Cerebral Amyloid Angiopathy with Asymmetric Vasogenic Edema

Case Report

Austin J Clin Immunol. 2015; 2(1):1026.

Cerebral Amyloid Angiopathy with Asymmetric Vasogenic Edema

Franco-Macías Emilio¹*, Murillo-Espejo Elva¹, Suárez-González Aida², Roldán-Lora Florinda³, Morales-Camacho Rosario María4 and Casado- Chocán José Luis¹

¹Department of Neurology, Hospital Virgen del Rocío, Spain

²Department of Neurodegeneration, University College London, United Kingdom

³Department of Radiology, Hospital Virgen del Rocío, Spain

4Department of Haematology, Hospital Virgen del Rocío, Spain

*Corresponding author: Emilio Franco-Macías, Department of Neurology. Hospital Virgen del Rocío, Avda. Manuel Siurot s/n Sevilla 41003, Spain

Received: November 19, 2015; Accepted: December 01, 2015; Published: December 05, 2015

Abstract

A 76-year-old right handed woman was admitted to hospital because of progressive headache and confusion over the previous week. Two weeks before the admission the patient had suffered a traumatic brain injury after an accidental fall in the street. At that time a brain CT-scan had showed two small hemorrhagic contusions, one in the right frontal lobe and another in the left temporal lobe. After being observed during 24 hours, the patient was discharged without neurological deficit. However, one week later, she started to complain of progressive headache. Upon the second admission the patient showed somnolence and confusion. There were no focal or lateralizing neurological signs. A control CT-scan exhibited an extensive edema involving the right frontal lobe and both temporal and parietal lobes.
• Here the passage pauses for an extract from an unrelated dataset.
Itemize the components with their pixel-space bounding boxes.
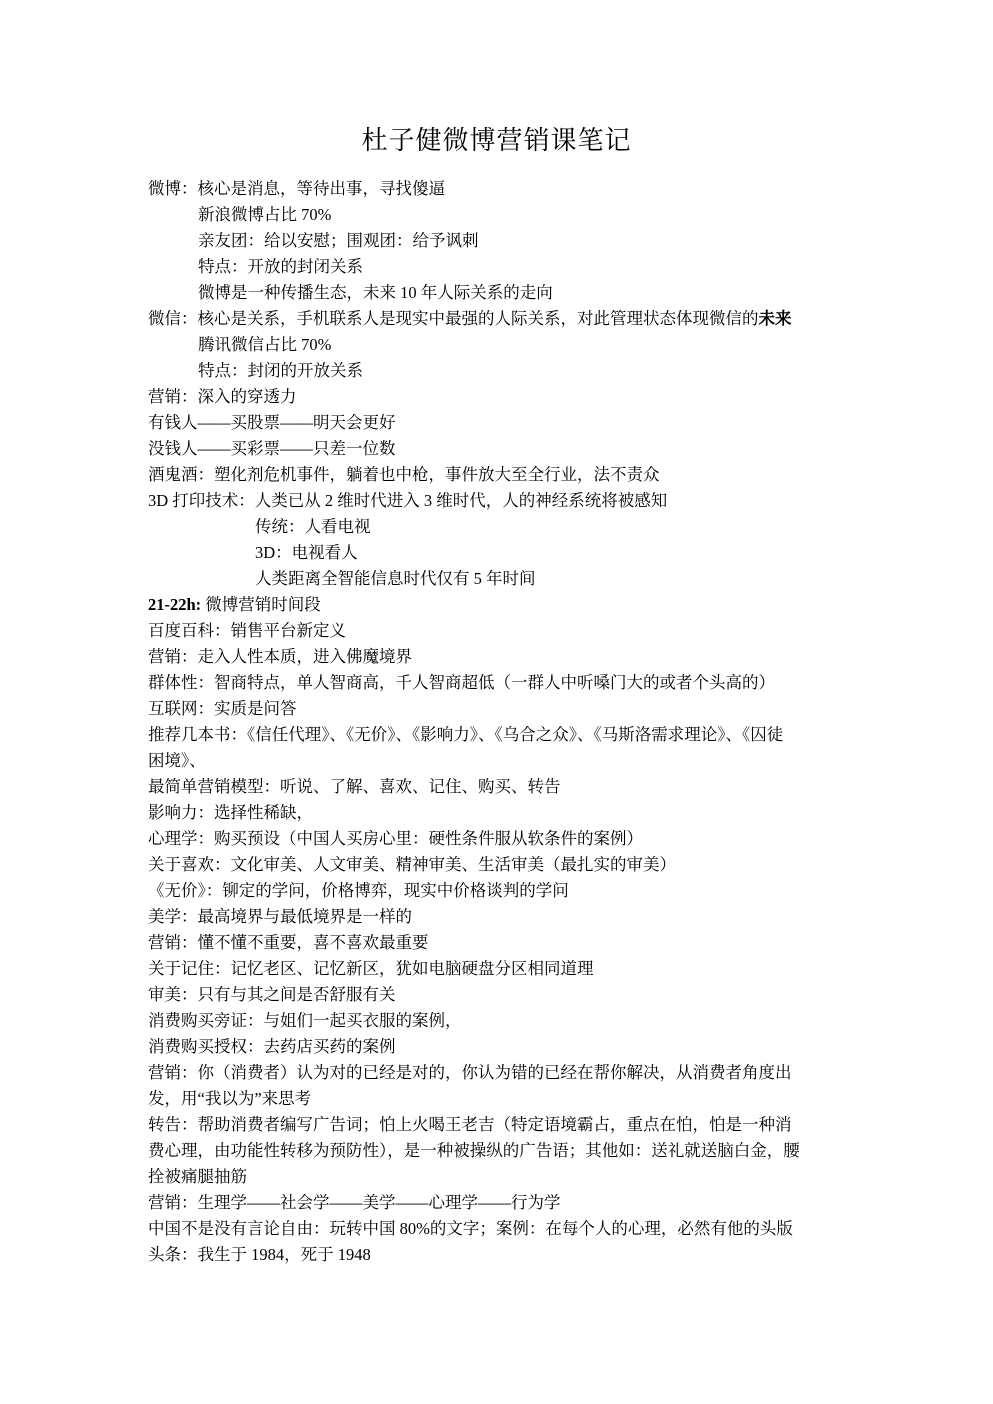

A brain MRI confirmed asymmetric vasogenic edema and showed multiple subcortical microbleeds on SWI sequence. Blood test ruled out a cause of bleeding. The patient was homozygous for the Apolipoprotein E (APOE) e4 genotype. Cerebral Amyloid Angiopathy-related inflammation (CAA-ri) was diagnosed and the patient was started on intravenous methylprednisolone followed by oral prednisone. She improved rapidly and was asymptomatic at discharge. A control MRI revealed disappearance of the vasogenic edema. We discuss if the joined presence of asymmetric vasogenic cerebral edema, multiple subcortical microbleeds and homozygosis for e4 is enough to diagnose CAA-ri.

Keywords: Cerebral amyloid angiopathy-related inflammation; Microbleeds; Vasogenic edema cerebral; Posterior reversible encephalopathy syndrome

Introduction

Cerebral Amyloid Angiopathy (CAA) is a common pathology in the elderly characterized by the deposition of amyloid proteins within the leptomeningeal and cortical arteries [1]. Lobar hemorrhage is the most common presentation of the disease [1]. A subset of patients who present with seizures, subacute cognitive decline or headaches and show asymmetric vasogenic edema and microbleeds on MRI, and vasculitis or perivasculitis on neuropathologic examination are diagnosed as CAA-related inflammation (CAA-ri) [2].

CAA-ri is interesting because of sharing pathophysiology with amyloid-related imaging abnormalities induced by Aß immunotherapies [3]. The definite diagnosis is reached by cerebral biopsy. However, on clinical grounds the diagnosis could be supported by the characteristic neuroimaging and the presence of allele e4 on APOE genotype without need for biopsy confirmation [4].

We herein report a case of CAA complicated with an extensive cerebral vasogenic edema probably triggered by a traumatic brain injury and diagnosed and treated as CAA-ri with a favorable outcome.

Case Report

A 76-year-old right handed woman was admitted to hospital because of progressive headache and confusion over the previous week. The patient had a medical history of hypertension and hyperlipidemia under treatment. Two weeks before she had suffered a head trauma after an accidental fall in the street. At that time a brain CT-scan had showed two small hemorrhagic contusions, one in the right frontal lobe and another in the left temporal lobe (Figure 1). After being observed during 24 hours without clinical deterioration, the patient was discharged without neurological deficit.